In literature, I found 4 different definitions for Supremum. I tried to express these formally.
- Question: Are these definitions correct?
- Question: How can we prove their equivalence formally?
- Question: Are there even more definitions than these 4?
- Question: To definition (3), do I have to write both, that $\epsilon$ is an element of $\Bbb{F}$ and $>0$, and - if yes - how?
- Question: To definition (4), what if Supremum doesn't exist?
Let $\Bbb{F}$ be an ordered field. Let $A \subset \Bbb{F}$ be nonempty. Let $s \in \Bbb{F}$.
(1) $s=\sup A$ $:\iff (\forall a \in A(a \le s)) \land ( \forall b \in \Bbb{F}((\forall a \in A(a \le b)) \implies (s \le b) ))$
(2) $s=\sup A$ $:\iff (\forall a \in A(a \le s)) \land (\forall b \in \Bbb{F} ( (b < s) \implies \exists a \in A (a > b)))$
(3) $s=\sup A$ $:\iff (\forall a \in A(a \le s)) \land (\forall \epsilon > 0(\exists a \in A(a > s-\epsilon)) )$
(4) $s=\sup A$ $:\iff s=min\{c \in \Bbb{F} | (\forall a \in A(a \le c)\}$
Question 1: Yes these definitions are correct
Question 2: Seeing that definitions 1 and 2 is equivalent is easy. Notice that both start by saying “$s$ is an upper bound for $A$”. Then the definitions split as follows:
Notice that (2) is the contrapositive of (1). Thus they are equivalent.
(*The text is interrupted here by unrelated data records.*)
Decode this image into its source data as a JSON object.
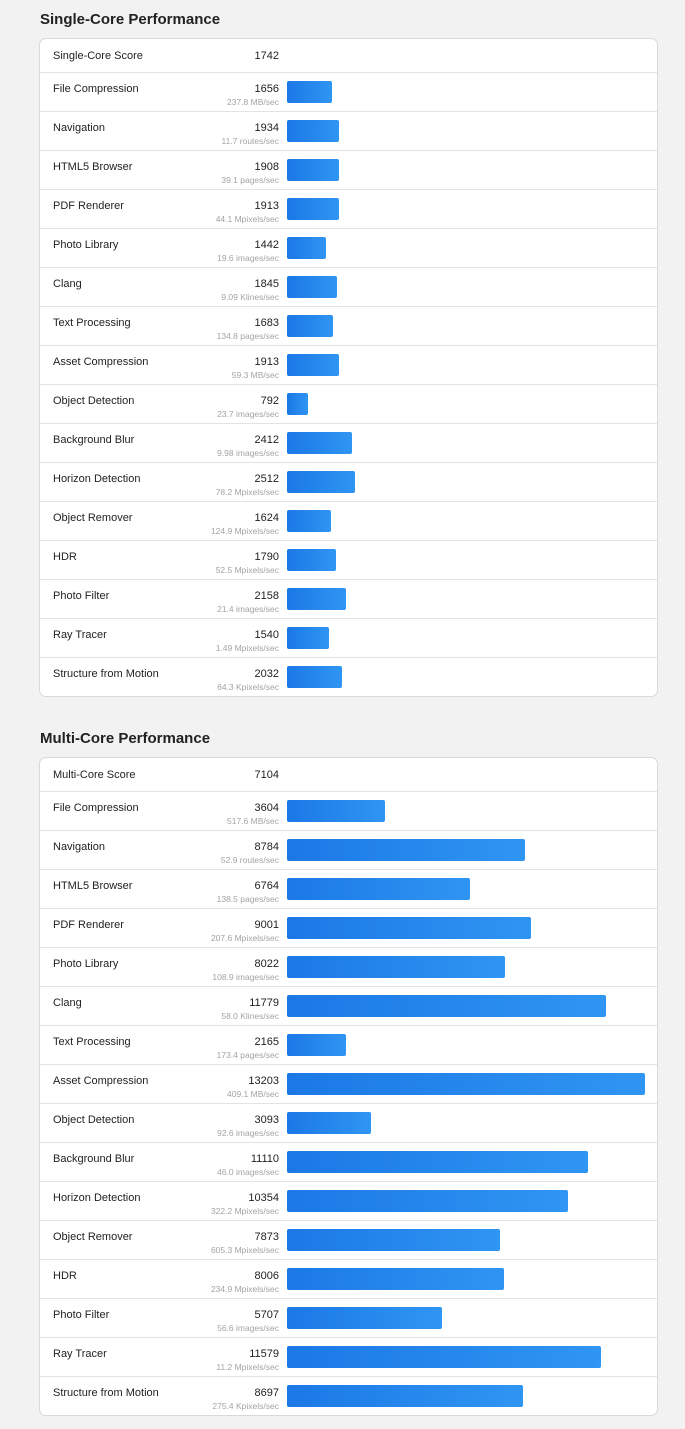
{
  "single": {
    "title": "Single-Core Performance",
    "score_label": "Single-Core Score",
    "score_value": "1742",
    "max": 13203,
    "tests": [
      {
        "name": "File Compression",
        "score": 1656,
        "sub": "237.8 MB/sec"
      },
      {
        "name": "Navigation",
        "score": 1934,
        "sub": "11.7 routes/sec"
      },
      {
        "name": "HTML5 Browser",
        "score": 1908,
        "sub": "39.1 pages/sec"
      },
      {
        "name": "PDF Renderer",
        "score": 1913,
        "sub": "44.1 Mpixels/sec"
      },
      {
        "name": "Photo Library",
        "score": 1442,
        "sub": "19.6 images/sec"
      },
      {
        "name": "Clang",
        "score": 1845,
        "sub": "9.09 Klines/sec"
      },
      {
        "name": "Text Processing",
        "score": 1683,
        "sub": "134.8 pages/sec"
      },
      {
        "name": "Asset Compression",
        "score": 1913,
        "sub": "59.3 MB/sec"
      },
      {
        "name": "Object Detection",
        "score": 792,
        "sub": "23.7 images/sec"
      },
      {
        "name": "Background Blur",
        "score": 2412,
        "sub": "9.98 images/sec"
      },
      {
        "name": "Horizon Detection",
        "score": 2512,
        "sub": "78.2 Mpixels/sec"
      },
      {
        "name": "Object Remover",
        "score": 1624,
        "sub": "124.9 Mpixels/sec"
      },
      {
        "name": "HDR",
        "score": 1790,
        "sub": "52.5 Mpixels/sec"
      },
      {
        "name": "Photo Filter",
        "score": 2158,
        "sub": "21.4 images/sec"
      },
      {
        "name": "Ray Tracer",
        "score": 1540,
        "sub": "1.49 Mpixels/sec"
      },
      {
        "name": "Structure from Motion",
        "score": 2032,
        "sub": "64.3 Kpixels/sec"
      }
    ]
  },
  "multi": {
    "title": "Multi-Core Performance",
    "score_label": "Multi-Core Score",
    "score_value": "7104",
    "max": 13203,
    "tests": [
      {
        "name": "File Compression",
        "score": 3604,
        "sub": "517.6 MB/sec"
      },
      {
        "name": "Navigation",
        "score": 8784,
        "sub": "52.9 routes/sec"
      },
      {
        "name": "HTML5 Browser",
        "score": 6764,
        "sub": "138.5 pages/sec"
      },
      {
        "name": "PDF Renderer",
        "score": 9001,
        "sub": "207.6 Mpixels/sec"
      },
      {
        "name": "Photo Library",
        "score": 8022,
        "sub": "108.9 images/sec"
      },
      {
        "name": "Clang",
        "score": 11779,
        "sub": "58.0 Klines/sec"
      },
      {
        "name": "Text Processing",
        "score": 2165,
        "sub": "173.4 pages/sec"
      },
      {
        "name": "Asset Compression",
        "score": 13203,
        "sub": "409.1 MB/sec"
      },
      {
        "name": "Object Detection",
        "score": 3093,
        "sub": "92.6 images/sec"
      },
      {
        "name": "Background Blur",
        "score": 11110,
        "sub": "46.0 images/sec"
      },
      {
        "name": "Horizon Detection",
        "score": 10354,
        "sub": "322.2 Mpixels/sec"
      },
      {
        "name": "Object Remover",
        "score": 7873,
        "sub": "605.3 Mpixels/sec"
      },
      {
        "name": "HDR",
        "score": 8006,
        "sub": "234.9 Mpixels/sec"
      },
      {
        "name": "Photo Filter",
        "score": 5707,
        "sub": "56.6 images/sec"
      },
      {
        "name": "Ray Tracer",
        "score": 11579,
        "sub": "11.2 Mpixels/sec"
      },
      {
        "name": "Structure from Motion",
        "score": 8697,
        "sub": "275.4 Kpixels/sec"
      }
    ]
  }
}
Definition 3 also starts by asserting that $s$ is an upper bound for $A$, but then goes on to say that for every $\epsilon > 0$, we may find an element $a \in A$ such that $s - \epsilon < a$. This is easily seen to be equivalent to condition (2) above.
Finally definition 4 is seen to be equivalent to definition 1.
Question 3: Sure, we could come up with all kinds of different equivalent conditions.
Question 4: I’m not sure what you mean.
Question 5: Suppose that $A$ is bounded above, but fails to have a supremum (for example, the set $\{x \in \mathbb{Q} : x^2 < 2 \}$). Then let’s look at the set $\{x \in \mathbb{F} : \text{ for all } a \in A, a \leq x\}$. Since $A$ has no supremum, this set will fail to have a smallest element.